Der Vergleich hinkt und geht, wie Montage selbst. Montage wie Montage hängen an holprigen, unvollendbaren (Ver-)Schlüssen und einem Alltag, der voller Schnitte ist. Man muss zwischen zwei Bildern einen Schnitt machen, damit sie anfangen zu laufen. Der Alltag muss geschnitten sein, damit er läuft. Man schleppt übrig gebliebene Differenzen mit und man schleppt sie durch. So läuft’s, nicht unbedingt schlecht. Nicht unbedingt gut. Die Konditionen liegen in den übrig gebliebenen Differenzen.

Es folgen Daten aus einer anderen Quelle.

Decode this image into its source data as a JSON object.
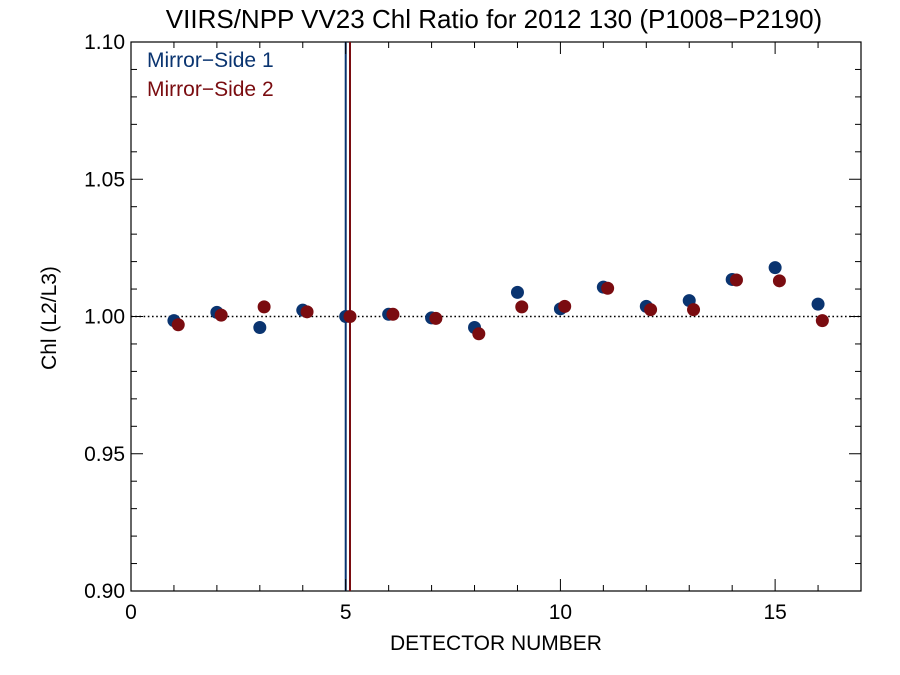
{
  "chart_data": {
    "type": "scatter",
    "title": "VIIRS/NPP VV23 Chl Ratio for 2012 130 (P1008−P2190)",
    "xlabel": "DETECTOR NUMBER",
    "ylabel": "Chl (L2/L3)",
    "xlim": [
      0,
      17
    ],
    "ylim": [
      0.9,
      1.1
    ],
    "x_ticks": [
      0,
      5,
      10,
      15
    ],
    "x_tick_labels": [
      "0",
      "5",
      "10",
      "15"
    ],
    "y_ticks": [
      0.9,
      0.95,
      1.0,
      1.05,
      1.1
    ],
    "y_tick_labels": [
      "0.90",
      "0.95",
      "1.00",
      "1.05",
      "1.10"
    ],
    "x_minor_step": 1,
    "y_minor_step": 0.01,
    "grid": false,
    "legend_position": "top-left",
    "reference_line": {
      "y": 1.0,
      "style": "dotted"
    },
    "vertical_lines": [
      {
        "x": 5.0,
        "series": 0
      },
      {
        "x": 5.1,
        "series": 1
      }
    ],
    "series": [
      {
        "name": "Mirror−Side 1",
        "color": "#0a3470",
        "x": [
          1,
          2,
          3,
          4,
          5,
          6,
          7,
          8,
          9,
          10,
          11,
          12,
          13,
          14,
          15,
          16
        ],
        "y": [
          0.9985,
          1.0015,
          0.996,
          1.0023,
          1.0,
          1.0008,
          0.9995,
          0.996,
          1.0088,
          1.0028,
          1.0107,
          1.0037,
          1.0058,
          1.0135,
          1.0178,
          1.0045
        ]
      },
      {
        "name": "Mirror−Side 2",
        "color": "#7a0c10",
        "x": [
          1.1,
          2.1,
          3.1,
          4.1,
          5.1,
          6.1,
          7.1,
          8.1,
          9.1,
          10.1,
          11.1,
          12.1,
          13.1,
          14.1,
          15.1,
          16.1
        ],
        "y": [
          0.997,
          1.0005,
          1.0035,
          1.0017,
          1.0,
          1.0008,
          0.9993,
          0.9937,
          1.0035,
          1.0037,
          1.0103,
          1.0025,
          1.0025,
          1.0133,
          1.013,
          0.9985
        ]
      }
    ]
  }
}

Kommentare sind wie Montage. Schon das Gesetz sagt nicht, was es sagen soll und es sagt, was es nicht sagen soll. Darum müssen Glossatoren übernehmen, montags. Sie müssen übernehmen, können aber nicht aufhören. Kommentare sind auflagenstark, ihre Auflage ist es auch, (sich) zu wiederholen. Das passiert, auch wenn und weil Kommentare präzise und klar, also begrenzt sind. Sie können Fragen klären, erledigen können sie sie nicht.
2.
Also wiederholen. Bei Kommentaren muss man genauer hinschauen. Der Glossator folgt der Emblematik, einer Technik zur Kombination von Bild und Text. Darum fand der Leser am letzten Montag zuerst ein Bild. Auf ihm sah man links eine aktuelle, englische Ausgabe von Gratians Dekreten, mit Kommentaren. Rechts sah man einen Text von Dana Schmalz auf dem Verfassungsblog. Man sah links und rechts Linkes und Rechtes, Katholisches und Modernes.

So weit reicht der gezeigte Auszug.